Maia, you taught me more about myself than I could have otherwise learned in a lifetime. You taught me patience (a concept I still struggle with) and love. Most of all, you taught me how to be brave. Because of you, I weathered storms I thought would kill me. Thanks to you, my life was flooded with love. Every day is a lesson with you. I don’t think there will ever be a day when you won’t teach me something new. I’ve made and will surely make many mistakes, but I am learning to be a bit more like you and notice the good you see in me. For all that, thank you.
Robin, you allowed me to enjoy motherhood without any pressures taking away from that joy. Your sweetness was just what I needed at a time when I risked becoming bitter and resentful. You’re such a joy to be around, the perfect companion to your sister and a sidekick to a mum who will miss you sorely once you start school. You still think you are part of me and I feel the same way about you. Actually, I still feel like that about your sister too, so I doubt I’ll ever cut the cord that ties us together.

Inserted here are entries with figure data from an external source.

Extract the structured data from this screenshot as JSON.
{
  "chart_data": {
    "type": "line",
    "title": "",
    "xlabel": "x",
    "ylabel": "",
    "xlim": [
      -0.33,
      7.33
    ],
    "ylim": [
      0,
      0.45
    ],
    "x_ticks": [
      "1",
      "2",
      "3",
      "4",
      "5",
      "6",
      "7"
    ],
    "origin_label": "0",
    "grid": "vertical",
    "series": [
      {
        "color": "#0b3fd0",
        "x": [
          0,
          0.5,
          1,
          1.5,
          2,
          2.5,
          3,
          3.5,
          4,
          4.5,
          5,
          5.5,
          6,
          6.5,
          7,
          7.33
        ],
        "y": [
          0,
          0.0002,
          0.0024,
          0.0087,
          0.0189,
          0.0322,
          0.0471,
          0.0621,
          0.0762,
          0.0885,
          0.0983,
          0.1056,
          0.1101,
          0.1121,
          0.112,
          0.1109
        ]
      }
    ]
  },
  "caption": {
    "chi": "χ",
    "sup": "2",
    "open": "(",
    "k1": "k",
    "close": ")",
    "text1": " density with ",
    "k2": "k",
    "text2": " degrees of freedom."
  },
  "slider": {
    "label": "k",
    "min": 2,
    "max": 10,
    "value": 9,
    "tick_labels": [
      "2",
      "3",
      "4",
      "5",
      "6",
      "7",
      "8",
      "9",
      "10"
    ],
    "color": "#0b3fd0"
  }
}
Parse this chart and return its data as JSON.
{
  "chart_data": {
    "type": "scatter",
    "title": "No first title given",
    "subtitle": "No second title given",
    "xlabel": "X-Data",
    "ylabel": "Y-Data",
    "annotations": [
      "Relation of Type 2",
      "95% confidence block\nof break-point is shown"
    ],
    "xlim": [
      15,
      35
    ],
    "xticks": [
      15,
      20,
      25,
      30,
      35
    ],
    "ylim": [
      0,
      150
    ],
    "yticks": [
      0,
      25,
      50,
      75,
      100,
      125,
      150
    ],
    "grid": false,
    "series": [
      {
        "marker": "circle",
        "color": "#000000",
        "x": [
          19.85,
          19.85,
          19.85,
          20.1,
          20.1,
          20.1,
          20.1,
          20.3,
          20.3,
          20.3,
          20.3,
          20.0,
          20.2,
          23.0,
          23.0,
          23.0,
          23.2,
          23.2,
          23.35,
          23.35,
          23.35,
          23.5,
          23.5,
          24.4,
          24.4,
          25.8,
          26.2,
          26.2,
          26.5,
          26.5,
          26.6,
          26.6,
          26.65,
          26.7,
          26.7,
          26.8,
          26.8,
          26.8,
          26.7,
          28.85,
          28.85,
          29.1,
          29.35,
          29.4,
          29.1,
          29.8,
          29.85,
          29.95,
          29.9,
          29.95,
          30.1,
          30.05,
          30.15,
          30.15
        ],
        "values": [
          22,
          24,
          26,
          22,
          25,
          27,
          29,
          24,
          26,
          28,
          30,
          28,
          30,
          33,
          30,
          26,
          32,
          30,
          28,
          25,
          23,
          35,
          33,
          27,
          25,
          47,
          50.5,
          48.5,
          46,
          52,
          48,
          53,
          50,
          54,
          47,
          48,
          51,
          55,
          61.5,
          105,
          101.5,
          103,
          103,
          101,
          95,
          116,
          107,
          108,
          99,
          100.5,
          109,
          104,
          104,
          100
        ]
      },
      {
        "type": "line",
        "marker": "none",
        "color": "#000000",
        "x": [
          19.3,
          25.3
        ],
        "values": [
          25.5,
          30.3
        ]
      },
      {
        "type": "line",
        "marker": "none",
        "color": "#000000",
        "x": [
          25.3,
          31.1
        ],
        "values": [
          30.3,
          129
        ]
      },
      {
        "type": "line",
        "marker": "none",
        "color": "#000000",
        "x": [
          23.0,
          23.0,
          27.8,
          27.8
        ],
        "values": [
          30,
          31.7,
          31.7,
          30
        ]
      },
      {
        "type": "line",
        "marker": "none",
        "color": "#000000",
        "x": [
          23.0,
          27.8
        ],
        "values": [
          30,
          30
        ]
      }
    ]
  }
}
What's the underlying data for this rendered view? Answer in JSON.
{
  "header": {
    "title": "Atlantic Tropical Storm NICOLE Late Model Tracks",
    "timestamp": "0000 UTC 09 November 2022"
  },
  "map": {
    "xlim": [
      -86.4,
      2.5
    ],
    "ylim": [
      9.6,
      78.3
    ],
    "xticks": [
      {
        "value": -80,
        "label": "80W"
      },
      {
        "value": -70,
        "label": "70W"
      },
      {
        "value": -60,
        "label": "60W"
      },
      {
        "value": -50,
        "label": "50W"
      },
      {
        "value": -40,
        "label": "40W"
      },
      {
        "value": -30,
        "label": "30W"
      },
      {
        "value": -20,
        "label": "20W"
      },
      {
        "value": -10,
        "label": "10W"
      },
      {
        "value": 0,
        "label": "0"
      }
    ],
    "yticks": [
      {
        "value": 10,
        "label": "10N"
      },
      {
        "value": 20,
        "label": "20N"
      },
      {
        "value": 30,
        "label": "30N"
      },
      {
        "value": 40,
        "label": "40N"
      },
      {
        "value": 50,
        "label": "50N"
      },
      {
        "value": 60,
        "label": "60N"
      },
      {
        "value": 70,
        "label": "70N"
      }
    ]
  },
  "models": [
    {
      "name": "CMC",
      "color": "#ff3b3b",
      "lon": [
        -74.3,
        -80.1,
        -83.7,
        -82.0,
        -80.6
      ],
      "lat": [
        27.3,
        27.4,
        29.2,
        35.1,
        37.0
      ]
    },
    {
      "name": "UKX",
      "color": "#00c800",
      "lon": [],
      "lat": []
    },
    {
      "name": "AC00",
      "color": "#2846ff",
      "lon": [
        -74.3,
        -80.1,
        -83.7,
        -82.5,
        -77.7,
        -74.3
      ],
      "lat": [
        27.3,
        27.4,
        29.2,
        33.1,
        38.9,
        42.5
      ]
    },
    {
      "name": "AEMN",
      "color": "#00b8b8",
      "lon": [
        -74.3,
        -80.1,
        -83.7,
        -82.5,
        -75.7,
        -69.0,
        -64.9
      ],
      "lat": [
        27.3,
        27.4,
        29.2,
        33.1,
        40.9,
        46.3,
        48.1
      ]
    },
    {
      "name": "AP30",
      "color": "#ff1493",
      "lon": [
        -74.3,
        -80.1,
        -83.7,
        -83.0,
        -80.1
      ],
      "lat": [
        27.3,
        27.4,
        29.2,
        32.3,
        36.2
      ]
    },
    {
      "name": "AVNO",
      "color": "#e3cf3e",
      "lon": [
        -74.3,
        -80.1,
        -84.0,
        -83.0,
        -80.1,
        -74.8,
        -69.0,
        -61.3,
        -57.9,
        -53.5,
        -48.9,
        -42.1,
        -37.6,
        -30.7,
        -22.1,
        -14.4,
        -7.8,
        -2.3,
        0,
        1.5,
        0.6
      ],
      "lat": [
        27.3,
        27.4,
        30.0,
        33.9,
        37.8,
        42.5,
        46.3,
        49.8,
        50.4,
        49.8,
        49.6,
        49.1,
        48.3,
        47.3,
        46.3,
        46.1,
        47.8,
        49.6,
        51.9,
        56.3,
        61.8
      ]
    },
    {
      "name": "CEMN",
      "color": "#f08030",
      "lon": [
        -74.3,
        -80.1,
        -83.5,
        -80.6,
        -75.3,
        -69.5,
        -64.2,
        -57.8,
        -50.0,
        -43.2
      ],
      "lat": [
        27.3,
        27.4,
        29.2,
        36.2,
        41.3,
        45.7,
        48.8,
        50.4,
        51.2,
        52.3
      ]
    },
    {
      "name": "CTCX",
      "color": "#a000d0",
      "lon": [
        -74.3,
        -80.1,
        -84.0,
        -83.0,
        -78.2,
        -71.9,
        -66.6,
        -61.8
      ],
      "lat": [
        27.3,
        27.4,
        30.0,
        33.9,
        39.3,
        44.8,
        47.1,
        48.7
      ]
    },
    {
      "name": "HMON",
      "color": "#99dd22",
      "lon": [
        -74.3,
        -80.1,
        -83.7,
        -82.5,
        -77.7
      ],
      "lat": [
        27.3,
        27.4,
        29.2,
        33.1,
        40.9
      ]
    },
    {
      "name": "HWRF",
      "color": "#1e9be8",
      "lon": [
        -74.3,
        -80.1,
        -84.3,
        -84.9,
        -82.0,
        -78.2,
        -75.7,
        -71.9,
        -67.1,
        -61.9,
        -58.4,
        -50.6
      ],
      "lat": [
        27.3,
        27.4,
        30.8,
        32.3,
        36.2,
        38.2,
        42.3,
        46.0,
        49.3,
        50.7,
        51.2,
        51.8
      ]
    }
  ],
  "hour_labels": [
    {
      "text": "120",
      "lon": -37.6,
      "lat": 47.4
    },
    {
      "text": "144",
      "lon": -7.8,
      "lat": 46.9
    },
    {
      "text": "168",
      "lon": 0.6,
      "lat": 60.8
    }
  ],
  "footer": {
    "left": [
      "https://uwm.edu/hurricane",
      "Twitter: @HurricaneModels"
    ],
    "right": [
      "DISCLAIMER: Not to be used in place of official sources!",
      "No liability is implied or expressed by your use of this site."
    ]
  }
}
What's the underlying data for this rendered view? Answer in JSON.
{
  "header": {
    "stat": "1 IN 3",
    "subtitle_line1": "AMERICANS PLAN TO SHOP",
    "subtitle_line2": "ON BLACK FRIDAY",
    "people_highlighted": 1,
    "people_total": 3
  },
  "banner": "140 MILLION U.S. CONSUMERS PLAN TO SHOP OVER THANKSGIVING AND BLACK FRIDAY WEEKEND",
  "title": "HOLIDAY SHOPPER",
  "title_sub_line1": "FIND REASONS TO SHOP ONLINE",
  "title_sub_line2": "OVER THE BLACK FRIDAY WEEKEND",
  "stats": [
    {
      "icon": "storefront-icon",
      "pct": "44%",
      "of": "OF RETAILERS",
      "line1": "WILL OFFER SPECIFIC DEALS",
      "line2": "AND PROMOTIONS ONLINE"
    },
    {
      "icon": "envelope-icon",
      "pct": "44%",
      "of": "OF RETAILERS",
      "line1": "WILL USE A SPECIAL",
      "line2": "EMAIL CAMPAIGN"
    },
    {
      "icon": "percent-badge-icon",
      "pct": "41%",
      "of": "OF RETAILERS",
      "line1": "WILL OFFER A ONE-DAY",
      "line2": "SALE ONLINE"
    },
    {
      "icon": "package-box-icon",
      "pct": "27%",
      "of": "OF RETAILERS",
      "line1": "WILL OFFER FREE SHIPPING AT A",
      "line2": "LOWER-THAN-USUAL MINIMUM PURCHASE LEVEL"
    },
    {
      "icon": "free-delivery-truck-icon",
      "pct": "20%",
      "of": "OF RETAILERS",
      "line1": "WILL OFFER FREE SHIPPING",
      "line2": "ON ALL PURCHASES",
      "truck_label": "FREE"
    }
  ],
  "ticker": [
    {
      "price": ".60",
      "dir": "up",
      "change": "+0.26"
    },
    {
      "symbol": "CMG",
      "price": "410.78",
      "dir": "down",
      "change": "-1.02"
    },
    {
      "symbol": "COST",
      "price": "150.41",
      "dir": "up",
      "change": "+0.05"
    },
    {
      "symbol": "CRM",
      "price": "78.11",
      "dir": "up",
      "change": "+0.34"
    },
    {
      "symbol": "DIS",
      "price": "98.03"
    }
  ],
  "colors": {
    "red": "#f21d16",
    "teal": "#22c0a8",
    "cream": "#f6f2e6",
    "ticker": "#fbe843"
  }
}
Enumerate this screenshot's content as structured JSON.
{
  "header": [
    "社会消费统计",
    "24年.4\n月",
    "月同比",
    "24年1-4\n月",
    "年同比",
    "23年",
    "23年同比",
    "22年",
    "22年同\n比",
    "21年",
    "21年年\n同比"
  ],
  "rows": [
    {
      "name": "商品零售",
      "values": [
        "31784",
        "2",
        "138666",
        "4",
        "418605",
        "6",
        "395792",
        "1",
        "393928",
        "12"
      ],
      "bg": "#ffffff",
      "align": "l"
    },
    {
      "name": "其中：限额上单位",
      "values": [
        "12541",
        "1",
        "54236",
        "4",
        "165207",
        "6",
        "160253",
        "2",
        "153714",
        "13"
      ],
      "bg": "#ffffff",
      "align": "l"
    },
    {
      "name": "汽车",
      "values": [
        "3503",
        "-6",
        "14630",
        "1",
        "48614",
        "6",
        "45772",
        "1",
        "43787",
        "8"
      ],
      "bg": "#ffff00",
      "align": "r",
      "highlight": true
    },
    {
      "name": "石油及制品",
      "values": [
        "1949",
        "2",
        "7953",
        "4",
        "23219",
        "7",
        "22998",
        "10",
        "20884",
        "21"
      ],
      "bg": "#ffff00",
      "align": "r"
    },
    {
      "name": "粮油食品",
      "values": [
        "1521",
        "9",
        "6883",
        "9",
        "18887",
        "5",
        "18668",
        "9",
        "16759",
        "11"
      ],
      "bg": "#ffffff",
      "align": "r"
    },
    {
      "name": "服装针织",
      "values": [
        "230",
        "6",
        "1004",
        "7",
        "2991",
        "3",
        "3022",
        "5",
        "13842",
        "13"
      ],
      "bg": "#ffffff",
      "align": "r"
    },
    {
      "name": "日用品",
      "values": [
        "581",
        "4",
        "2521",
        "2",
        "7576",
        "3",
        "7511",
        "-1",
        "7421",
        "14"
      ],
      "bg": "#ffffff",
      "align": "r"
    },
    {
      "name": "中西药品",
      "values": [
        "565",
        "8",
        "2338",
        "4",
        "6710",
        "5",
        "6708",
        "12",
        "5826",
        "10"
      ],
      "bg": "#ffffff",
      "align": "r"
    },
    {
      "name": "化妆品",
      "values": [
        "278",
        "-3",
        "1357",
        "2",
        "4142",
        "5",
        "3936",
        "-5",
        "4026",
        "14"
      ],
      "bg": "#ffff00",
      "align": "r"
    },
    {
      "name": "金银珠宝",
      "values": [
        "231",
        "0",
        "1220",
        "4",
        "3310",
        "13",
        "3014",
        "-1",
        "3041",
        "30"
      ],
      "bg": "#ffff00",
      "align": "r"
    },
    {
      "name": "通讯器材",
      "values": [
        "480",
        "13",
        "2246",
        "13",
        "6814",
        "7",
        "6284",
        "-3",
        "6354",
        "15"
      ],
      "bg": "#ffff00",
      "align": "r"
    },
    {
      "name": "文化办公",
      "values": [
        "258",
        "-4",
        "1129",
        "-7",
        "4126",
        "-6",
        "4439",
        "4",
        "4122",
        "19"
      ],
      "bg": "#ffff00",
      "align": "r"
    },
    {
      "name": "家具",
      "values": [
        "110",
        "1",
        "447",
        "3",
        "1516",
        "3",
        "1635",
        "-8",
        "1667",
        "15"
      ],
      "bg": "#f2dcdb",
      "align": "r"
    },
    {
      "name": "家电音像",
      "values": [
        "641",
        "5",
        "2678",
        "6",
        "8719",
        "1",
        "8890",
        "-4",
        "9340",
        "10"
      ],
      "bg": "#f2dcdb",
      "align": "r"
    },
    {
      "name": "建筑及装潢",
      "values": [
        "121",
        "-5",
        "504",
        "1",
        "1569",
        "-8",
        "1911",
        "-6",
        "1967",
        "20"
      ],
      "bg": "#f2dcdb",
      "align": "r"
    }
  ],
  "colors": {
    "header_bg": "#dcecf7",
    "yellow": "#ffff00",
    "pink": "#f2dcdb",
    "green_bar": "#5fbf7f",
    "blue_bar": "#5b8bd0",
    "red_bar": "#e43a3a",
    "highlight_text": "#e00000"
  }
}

I am writing this today because you recently taught me the biggest lesson there is to learn about parenting. You both taught me to let go. As I just said, I doubt I’ll ever feel ready to let you go into the world, but I know it’s inevitable. Robin, I might have procrastinated for months, but I finally had to fill in that playschool application for you. At the end of the day, this shouldn’t be about me and my feelings but about giving you all the opportunities you need to thrive.
Maia, the biggest lesson to date was delivered by you last week. You had been begging us for a couple of years to have your ears pierced but both your dad and I refused to allow it. There are many reasons why we thought you were still too young for earrings and I know that we will probably laugh at ourselves when you’re a grown woman sporting chandelier earrings, but I suspect that the biggest reason was wanting to keep you the way you always had been. We couldn’t let go. When we finally said yes (I had to convince your dad, even though I wasn’t convinced myself), we witnessed a transformation in you. The most obvious one was the earrings on your earlobes, a sight we both still have to get used to. What I noticed, though, was how happy it made you to know that we acknowledged your desires even when they went against our own. I was reminded that this is what parenting is all about. We try to raise children the way we think is best and have dreams and hopes for them, only to have to backtrack and let go of our own dreams so that those of our children can take root and blossom.
All this to say thank you. To both of you. You’re amazing persons and I couldn’t love you more if I tried.